I.2. Le silence et ses propriétés ontologiques

S’il est d’une évidence irréfutable que, grâce à son signifiant audible, la parole est physiquement plus bruyante que le silence, cela ne doit pas tout de même inciter à se figurer que ce dernier ne représenterait qu’un immense vide. À vrai dire, dans son haeccéité (propre) le silence ne peut exister qu’à l’état silencieux, il ne brille que par sa taciturnité, et ce malgré l’existence de deux verbes latins, silere qui définit un état, celui d’un être silencieux, et tacere qui traduit l’acte, celui de se taire. Lors même qu’il serait présent dans bien des réalités empiriques et métaphysiques, le silence ne s’identifie que par son caractère silencieux. Le signifiant du silence n’est pas audible. Pour que l’intelligence puisse faire entendre ses voix et s’énoncer clairement, elle doit être précédée d’un silence éveillé, serein et lucide. La vraie parole qui émane du silence n’a rien de commun avec le bavardage qui provient

plutôt du bruit solitaire du cœur76, d’une mémoire inquisitrice, d’une âme désolée ou

d’une absence de pensées.
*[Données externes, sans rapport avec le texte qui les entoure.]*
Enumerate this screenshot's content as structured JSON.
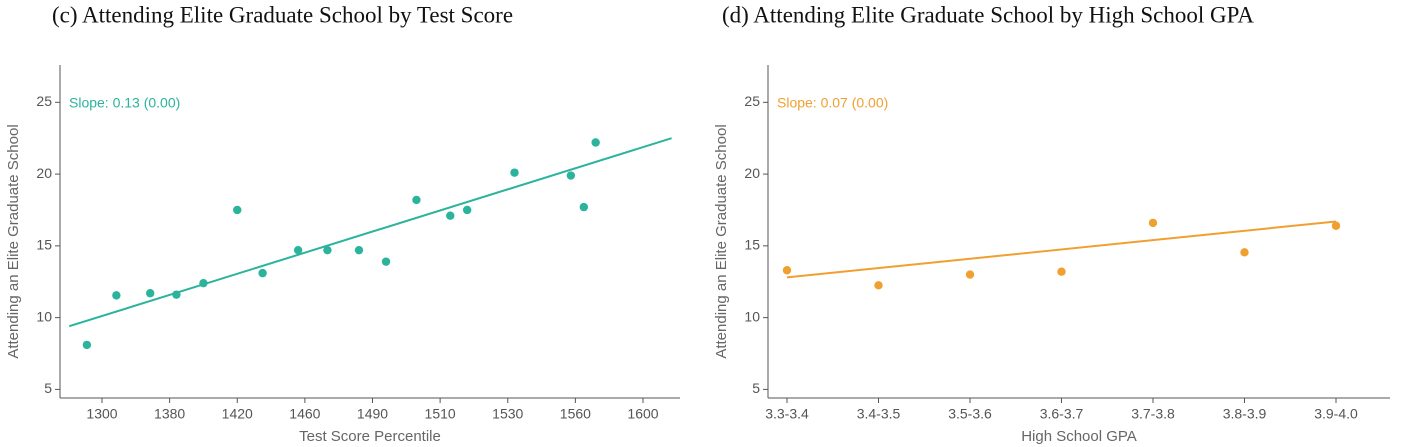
{
  "chart_data": [
    {
      "type": "scatter",
      "title": "(c) Attending Elite Graduate School by Test Score",
      "x_label": "Test Score Percentile",
      "y_label": "Attending an Elite Graduate School",
      "annotation": "Slope: 0.13 (0.00)",
      "color": "#2bb39c",
      "x": [
        1282,
        1317,
        1357,
        1384,
        1400,
        1420,
        1435,
        1456,
        1470,
        1484,
        1494,
        1503,
        1513,
        1518,
        1533,
        1558,
        1565,
        1572
      ],
      "values": [
        8.1,
        11.55,
        11.7,
        11.6,
        12.4,
        17.5,
        13.1,
        14.7,
        14.7,
        14.7,
        13.9,
        18.2,
        17.1,
        17.5,
        20.1,
        19.9,
        17.7,
        22.2
      ],
      "fit": {
        "x": [
          1261,
          1617
        ],
        "y": [
          9.4,
          22.5
        ]
      },
      "xlim": [
        1250,
        1622
      ],
      "xticks": [
        1300,
        1380,
        1420,
        1460,
        1490,
        1510,
        1530,
        1560,
        1600
      ],
      "ylim": [
        4.4,
        27.6
      ],
      "yticks": [
        5,
        10,
        15,
        20,
        25
      ]
    },
    {
      "type": "scatter",
      "title": "(d) Attending Elite Graduate School by High School GPA",
      "x_label": "High School GPA",
      "y_label": "Attending an Elite Graduate School",
      "annotation": "Slope: 0.07 (0.00)",
      "color": "#f0a030",
      "categories": [
        "3.3-3.4",
        "3.4-3.5",
        "3.5-3.6",
        "3.6-3.7",
        "3.7-3.8",
        "3.8-3.9",
        "3.9-4.0"
      ],
      "values": [
        13.3,
        12.25,
        13.0,
        13.2,
        16.6,
        14.55,
        16.4
      ],
      "fit": {
        "x": [
          "3.3-3.4",
          "3.9-4.0"
        ],
        "y": [
          12.8,
          16.7
        ]
      },
      "ylim": [
        4.4,
        27.6
      ],
      "yticks": [
        5,
        10,
        15,
        20,
        25
      ]
    }
  ]
}
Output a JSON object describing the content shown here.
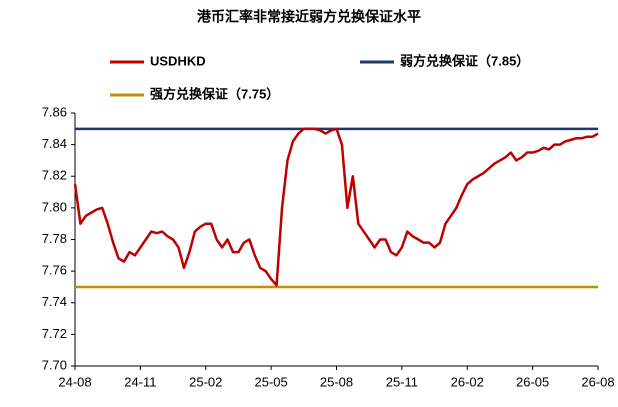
{
  "chart_data": {
    "type": "line",
    "title": "港币汇率非常接近弱方兑换保证水平",
    "categories": [
      "24-08",
      null,
      null,
      null,
      null,
      null,
      null,
      null,
      null,
      null,
      null,
      null,
      "24-11",
      null,
      null,
      null,
      null,
      null,
      null,
      null,
      null,
      null,
      null,
      null,
      "25-02",
      null,
      null,
      null,
      null,
      null,
      null,
      null,
      null,
      null,
      null,
      null,
      "25-05",
      null,
      null,
      null,
      null,
      null,
      null,
      null,
      null,
      null,
      null,
      null,
      "25-08",
      null,
      null,
      null,
      null,
      null,
      null,
      null,
      null,
      null,
      null,
      null,
      "25-11",
      null,
      null,
      null,
      null,
      null,
      null,
      null,
      null,
      null,
      null,
      null,
      "26-02",
      null,
      null,
      null,
      null,
      null,
      null,
      null,
      null,
      null,
      null,
      null,
      "26-05",
      null,
      null,
      null,
      null,
      null,
      null,
      null,
      null,
      null,
      null,
      null,
      "26-08"
    ],
    "series": [
      {
        "name": "USDHKD",
        "color": "#c00000",
        "values": [
          7.815,
          7.79,
          7.795,
          7.797,
          7.799,
          7.8,
          7.79,
          7.778,
          7.768,
          7.766,
          7.772,
          7.77,
          7.775,
          7.78,
          7.785,
          7.784,
          7.785,
          7.782,
          7.78,
          7.775,
          7.762,
          7.772,
          7.785,
          7.788,
          7.79,
          7.79,
          7.78,
          7.775,
          7.78,
          7.772,
          7.772,
          7.778,
          7.78,
          7.77,
          7.762,
          7.76,
          7.755,
          7.751,
          7.8,
          7.83,
          7.842,
          7.847,
          7.85,
          7.85,
          7.85,
          7.849,
          7.847,
          7.849,
          7.85,
          7.84,
          7.8,
          7.82,
          7.79,
          7.785,
          7.78,
          7.775,
          7.78,
          7.78,
          7.772,
          7.77,
          7.775,
          7.785,
          7.782,
          7.78,
          7.778,
          7.778,
          7.775,
          7.778,
          7.79,
          7.795,
          7.8,
          7.808,
          7.815,
          7.818,
          7.82,
          7.822,
          7.825,
          7.828,
          7.83,
          7.832,
          7.835,
          7.83,
          7.832,
          7.835,
          7.835,
          7.836,
          7.838,
          7.837,
          7.84,
          7.84,
          7.842,
          7.843,
          7.844,
          7.844,
          7.845,
          7.845,
          7.847
        ]
      }
    ],
    "reference_lines": [
      {
        "name": "弱方兑换保证（7.85）",
        "color": "#1f3864",
        "value": 7.85
      },
      {
        "name": "强方兑换保证（7.75）",
        "color": "#bf9000",
        "value": 7.75
      }
    ],
    "ylim": [
      7.7,
      7.86
    ],
    "yticks": [
      {
        "value": 7.7,
        "label": "7.70"
      },
      7.72,
      7.74,
      7.76,
      7.78,
      {
        "value": 7.8,
        "label": "7.80"
      },
      7.82,
      7.84,
      7.86
    ],
    "grid": false
  }
}
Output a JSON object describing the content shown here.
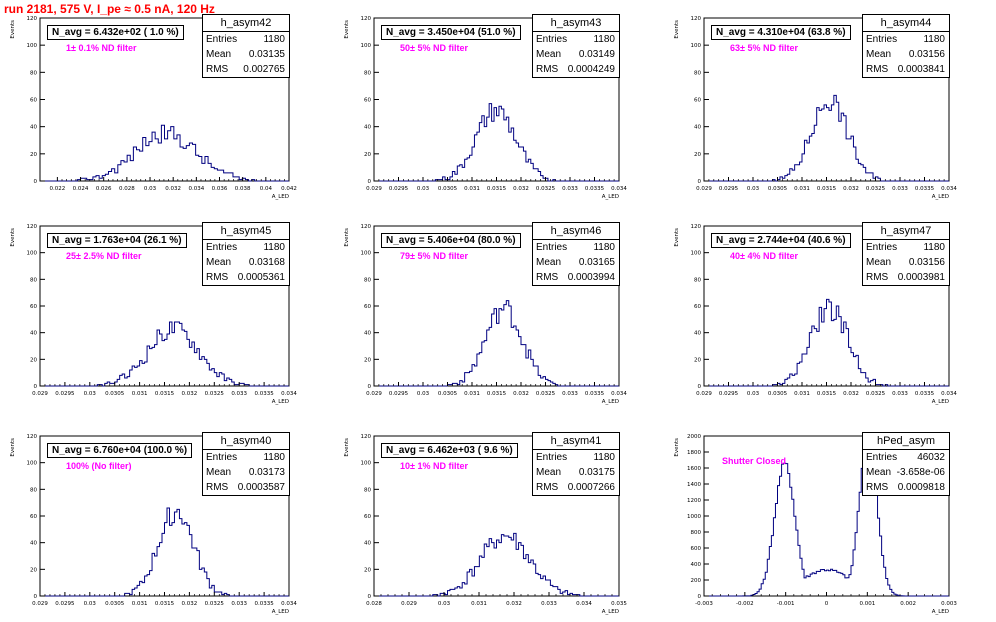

Et, comme en-deçà des mots, il existe des réalités bona fide et significatives dites indicibles ou imprononcées, il est tout à fait rationnel de reconnaître au silence sa valeur, son sens qui est de les aider à se maintenir : il

constitue, pour ainsi dire leur dernière demeure. Ayant donc échappé au pouvoir

expressif du langage, ces réalités (affectives, inconscientes, spirituelles, etc.) dont les mots cherchent toujours à se rapprocher élisent domicile dans le silence. Le silence est la seule rhétorique qui ait le pouvoir de les manifester ; enceint de nouvelles matières, il les transforme en silence connoté. Ainsi, dans A Slight Ache, le marchand d’allumettes nous impressionne par sa présence silencieuse. Lors même qu’aucun mot ne sortirait de sa bouche du début à la fin, il faut noter qu’il est au centre de tout ce qui se joue. C’est un silence qui, sans cesse, réorganise les schémas relationnels entre Edward et Flora. Nonobstant sa discrétion, le silence est donc loin d’être un néant comme on serait tenté de le croire. Au théâtre, ce que le silence met en abyme, c’est notre incapacité à tout rendre compte avec les mots du langage articulé. La

75 The Caretaker, Plays 2, p. 5.

parole théâtrale se distingue par le silence, c’est-à-dire par ce qui ne sera pas, voire jamais entendu malgré une abondante production verbale. Le silence indique la voie, c'est-à-dire la possibilité de recourir à d’autres modes de communication. De même, Pinter relève que la poursuite du calme et de la tranquillité amène certaines gens à voyager ou à se déplacer par des moyens de transports privés. Prendre un taxi, pour certains ce n’est pas toujours pour aller plus vite, mais plutôt pour évoluer dans un univers de silence et de sérénité. À entendre Sam, le talentueux chauffeur de taxi dans The Homecoming de Pinter, les passagers qu’il a le plaisir de conduire à des destinations diverses et variées le choisissent, non pas seulement grâce à cette qualité, mais surtout, parce qu’il se distingue des autres par son respect pour l’intimité du client : « I don’t press myself on people, you. These big businessmen, men of affairs, they don’t want the driver jawing all the time, they like to sit in the

back, have a bit of peace and quiet […]77. » Le bavardage est vu par certaines gens

comme un tapage verbal, et par conséquent ils cherchent tous les moyens pour le fuir afin de ne pas entendre des choses qui ne les concernent ou qui pourraient les révolter. Dès lors, par sa pièce, Moonlight, nous constatons qu’être bavard n’est pas toujours un comportement bien apprécié sur l’espace social. Celui qui ne sait pas se contrôler verbalement est un danger pour son entourage et son milieu. La volubilité est perçue, dans ce cas, comme une menace pour tous, si l’on s’accorde sur ce que Bel en dit à Andy : « You’re not a bad man. You’re just what we used to call a loudmouth. You can’t help it. It’s your nature. If you only kept your mouth shut more of the time life with your might just be tolerable78. » Un locuteur devient

insupportable, à partir du moment où ce qu’il dit ne tarit pas dans le temps et dans l’espace. Cela nous amène à poser que savoir parler, c’est être en mesure d’identifier les endroits et les instants où on doit prendre ou demander la parole.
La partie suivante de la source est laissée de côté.